Le «Renouveau national» consisterait donc, après cette phase de renouveau institutionnel, à consolider l’économie nationale en relançant la croissance économique en vue de créer de l’emploi pour la jeunesse et à intégrer la dimension environnementale pour réaliser les objectifs d’un développement durable. Le «Renouveau national» engloberait aussi la dimension inclusion sociale qui impliquerait la participation de la population algérienne dans la réalisation de ce Renouveau.
Cette inclusion, conformément à l’Appel du Président de la République, engloberait non seulement la communauté algérienne résidant dans le pays mais aussi la communauté algérienne résidant à l’étranger. Il faut dire que depuis l’Indépendance, soit plus de 60 ans après, en dépit des discours qui promettaient la participation de la diaspora au développement national, aucune action concrète et effective n’a été prise dans ce sens, en dehors de la création, pendant un certain temps, d’un «ministère-délégué chargé de la Communauté nationale à l’étranger». Il est donc temps que cette partie importante du corps social algérien contribue de façon concrète au développement durable auquel le Président de la République fait référence. Il faut rappeler aussi que la communauté nationale à l’étranger ne comprend pas seulement celle qui réside en France, même si celle-ci est de loin la plus nombreuse, mais aussi celle qui réside partout ailleurs dans le monde (le reste de l’Europe, le Canada, les Etats-Unis, etc.). Se pose alors une question importante : «Que peut apporter la diaspora algérienne au projet de Renouveau national ?

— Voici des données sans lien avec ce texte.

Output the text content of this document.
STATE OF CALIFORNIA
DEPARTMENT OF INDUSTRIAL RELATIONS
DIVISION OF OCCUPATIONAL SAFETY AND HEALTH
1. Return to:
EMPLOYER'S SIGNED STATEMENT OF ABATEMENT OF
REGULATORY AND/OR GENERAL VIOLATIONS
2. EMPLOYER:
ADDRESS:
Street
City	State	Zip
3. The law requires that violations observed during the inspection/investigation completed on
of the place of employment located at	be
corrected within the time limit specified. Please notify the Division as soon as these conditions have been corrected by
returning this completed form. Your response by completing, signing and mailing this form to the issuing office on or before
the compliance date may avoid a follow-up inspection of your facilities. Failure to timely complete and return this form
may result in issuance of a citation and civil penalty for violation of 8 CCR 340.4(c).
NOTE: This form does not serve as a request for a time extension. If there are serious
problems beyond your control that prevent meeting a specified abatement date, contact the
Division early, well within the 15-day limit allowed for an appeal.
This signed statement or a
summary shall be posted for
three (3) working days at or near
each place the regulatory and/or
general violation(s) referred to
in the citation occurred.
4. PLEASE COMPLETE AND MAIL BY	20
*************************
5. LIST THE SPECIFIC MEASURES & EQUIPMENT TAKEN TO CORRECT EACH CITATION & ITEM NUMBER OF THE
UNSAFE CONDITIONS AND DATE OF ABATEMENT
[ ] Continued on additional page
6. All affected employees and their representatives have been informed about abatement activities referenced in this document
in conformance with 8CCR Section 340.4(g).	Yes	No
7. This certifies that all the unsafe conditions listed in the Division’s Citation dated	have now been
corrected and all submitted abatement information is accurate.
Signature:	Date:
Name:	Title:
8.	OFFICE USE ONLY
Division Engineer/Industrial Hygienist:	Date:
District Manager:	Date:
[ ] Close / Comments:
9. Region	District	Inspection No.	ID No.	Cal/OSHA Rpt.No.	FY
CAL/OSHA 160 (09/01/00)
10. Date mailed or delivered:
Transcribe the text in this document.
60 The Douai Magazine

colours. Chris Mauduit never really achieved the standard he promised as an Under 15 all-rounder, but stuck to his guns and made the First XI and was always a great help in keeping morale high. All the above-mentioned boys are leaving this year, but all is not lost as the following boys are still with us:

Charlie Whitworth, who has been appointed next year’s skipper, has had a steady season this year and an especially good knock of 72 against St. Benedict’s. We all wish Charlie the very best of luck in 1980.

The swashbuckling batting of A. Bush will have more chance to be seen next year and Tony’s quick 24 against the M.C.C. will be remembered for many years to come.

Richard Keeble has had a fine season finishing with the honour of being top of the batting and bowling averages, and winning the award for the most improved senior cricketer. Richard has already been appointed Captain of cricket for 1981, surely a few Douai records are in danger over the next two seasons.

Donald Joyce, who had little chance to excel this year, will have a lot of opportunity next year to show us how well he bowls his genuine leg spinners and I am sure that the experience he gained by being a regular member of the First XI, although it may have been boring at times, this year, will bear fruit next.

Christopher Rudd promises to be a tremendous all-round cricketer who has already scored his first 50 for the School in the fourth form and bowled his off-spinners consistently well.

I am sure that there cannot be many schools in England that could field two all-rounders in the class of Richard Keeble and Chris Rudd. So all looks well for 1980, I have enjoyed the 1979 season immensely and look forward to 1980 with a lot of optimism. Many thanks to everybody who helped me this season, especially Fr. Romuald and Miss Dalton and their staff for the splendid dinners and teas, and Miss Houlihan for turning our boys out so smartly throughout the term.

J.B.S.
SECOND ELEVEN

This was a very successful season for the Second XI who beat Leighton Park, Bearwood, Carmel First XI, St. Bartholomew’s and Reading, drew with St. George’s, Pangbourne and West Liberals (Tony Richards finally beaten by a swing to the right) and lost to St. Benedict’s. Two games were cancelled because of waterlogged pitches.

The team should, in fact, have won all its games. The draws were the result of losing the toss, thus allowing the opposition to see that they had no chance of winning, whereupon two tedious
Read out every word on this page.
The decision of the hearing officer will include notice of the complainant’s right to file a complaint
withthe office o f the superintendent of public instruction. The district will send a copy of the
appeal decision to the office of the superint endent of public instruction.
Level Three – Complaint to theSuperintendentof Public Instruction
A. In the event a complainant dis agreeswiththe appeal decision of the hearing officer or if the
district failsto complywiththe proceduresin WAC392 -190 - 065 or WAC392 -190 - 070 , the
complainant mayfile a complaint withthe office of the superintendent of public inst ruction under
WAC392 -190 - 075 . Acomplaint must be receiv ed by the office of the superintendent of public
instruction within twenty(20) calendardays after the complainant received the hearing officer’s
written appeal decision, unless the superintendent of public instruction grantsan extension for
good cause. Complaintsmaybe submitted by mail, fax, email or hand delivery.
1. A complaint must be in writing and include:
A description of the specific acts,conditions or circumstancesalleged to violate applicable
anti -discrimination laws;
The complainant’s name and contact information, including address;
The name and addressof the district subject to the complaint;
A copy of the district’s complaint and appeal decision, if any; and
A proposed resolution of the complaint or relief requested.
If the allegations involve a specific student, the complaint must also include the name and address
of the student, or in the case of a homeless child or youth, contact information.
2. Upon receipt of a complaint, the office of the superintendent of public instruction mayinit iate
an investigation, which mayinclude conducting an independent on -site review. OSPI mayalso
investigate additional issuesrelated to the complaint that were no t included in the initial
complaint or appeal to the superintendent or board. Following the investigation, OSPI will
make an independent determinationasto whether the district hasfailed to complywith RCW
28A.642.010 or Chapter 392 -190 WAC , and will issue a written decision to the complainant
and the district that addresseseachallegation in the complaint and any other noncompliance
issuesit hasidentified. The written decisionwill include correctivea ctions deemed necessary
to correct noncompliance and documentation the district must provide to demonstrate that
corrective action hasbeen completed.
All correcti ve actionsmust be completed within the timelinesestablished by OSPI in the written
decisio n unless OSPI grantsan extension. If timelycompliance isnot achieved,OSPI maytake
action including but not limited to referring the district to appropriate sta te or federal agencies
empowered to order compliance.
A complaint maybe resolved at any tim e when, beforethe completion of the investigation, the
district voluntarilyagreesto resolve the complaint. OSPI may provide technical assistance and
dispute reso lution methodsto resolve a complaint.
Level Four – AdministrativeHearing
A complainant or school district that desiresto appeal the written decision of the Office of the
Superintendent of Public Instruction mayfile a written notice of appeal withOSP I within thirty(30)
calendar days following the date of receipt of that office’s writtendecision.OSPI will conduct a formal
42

Que peut apporter la diaspora au projet de «Renouveau national» ?
Etant donnée sa grande diversité aussi bien sur le plan géographique que sur le plan de ses domaines de spécialisation, la diaspora algérienne peut apporter beaucoup au développement du pays. En effet, la diaspora algérienne est éparpillée sur tous les continents, même si une grande partie réside en Europe, et spécialement en France, pour des raisons historiques et de proximité. Cependant, au fil des années, l’immigration algérienne est en train de changer de destination, notamment en direction de l’Amérique du Nord (Canada et Etats-Unis). Une telle diversification géographique ne peut qu’élargir le champ de participation de notre immigration en intégrant d’autres cultures que la culture française ou européenne.
Par ailleurs, la diaspora algérienne comporte une grande variété de professions, incluant des métiers manuels de qualité, mais surtout des métiers de haut niveau scientifique tels que médecine, ingénierie, aérospatial, management, économie, science politique, etc. Cette diversité et cette richesse des métiers, si elles sont utilisées de façon efficiente, pourraient être d’un apport considérable pour la consolidation du pays et son développement durable dans le cadre du Renouveau national voulu par le Président de la République et tant souhaité par la population.

Quelles formes cette participation peut-elle prendre ?
Comme il a été indiqué précédemment, en dépit du fait que le ministère des Affaires étrangères s’appelle désormais «ministère des Affaires étrangères et de la Communauté nationale à l’étranger (MAECNE), et des quelques tentatives de sensibiliser la diaspora algérienne faites dans le passé et restées sans résultats, la communauté algérienne à l’étranger n’a pas reçu, jusqu’à présent, l’attention qu’elle mérite. Face à ce vide, le gouvernement algérien doit entreprendre un certain nombre d’actions pour mettre le projet de Renouveau national en œuvre.
La première tâche importante que le gouvernement —notamment par le biais du MAECNE— devrait entreprendre le recensement de la communauté nationale à l’étranger : sa localisation géographique, ses spécialités, ses diplômes et expériences, etc. Cette base de données pourrait donner une idée des potentialités de contribution de la diaspora au développement national.
La seconde tâche serait d’évaluer les besoins de l’Algérie dans tous les domaines (économique, scientifique, technologique, institutionnel, management, gouvernance, financiers, etc.). Une telle évaluation devrait donner une idée du nombre et des spécialités à mobiliser au sein de notre diaspora pour satisfaire les besoins nationaux dans le cadre du Renouveau national.
Une fois ces deux bases de données établies, la troisième démarche serait de créer un canal de communication entre le MAECNE et d’autres institutions du pays, d’un côté, et la communauté algérienne à l’étranger, d’un autre. Il serait probablement judicieux de créer une instance de relais qui jouerait le rôle de passerelle entre les deux parties. Cette instance aurait pour tâche de contacter les membres ou groupes de la diaspora qui répondent le mieux aux besoins de développement du pays et de les mettre en relation avec les institutions du pays qui en ont besoin.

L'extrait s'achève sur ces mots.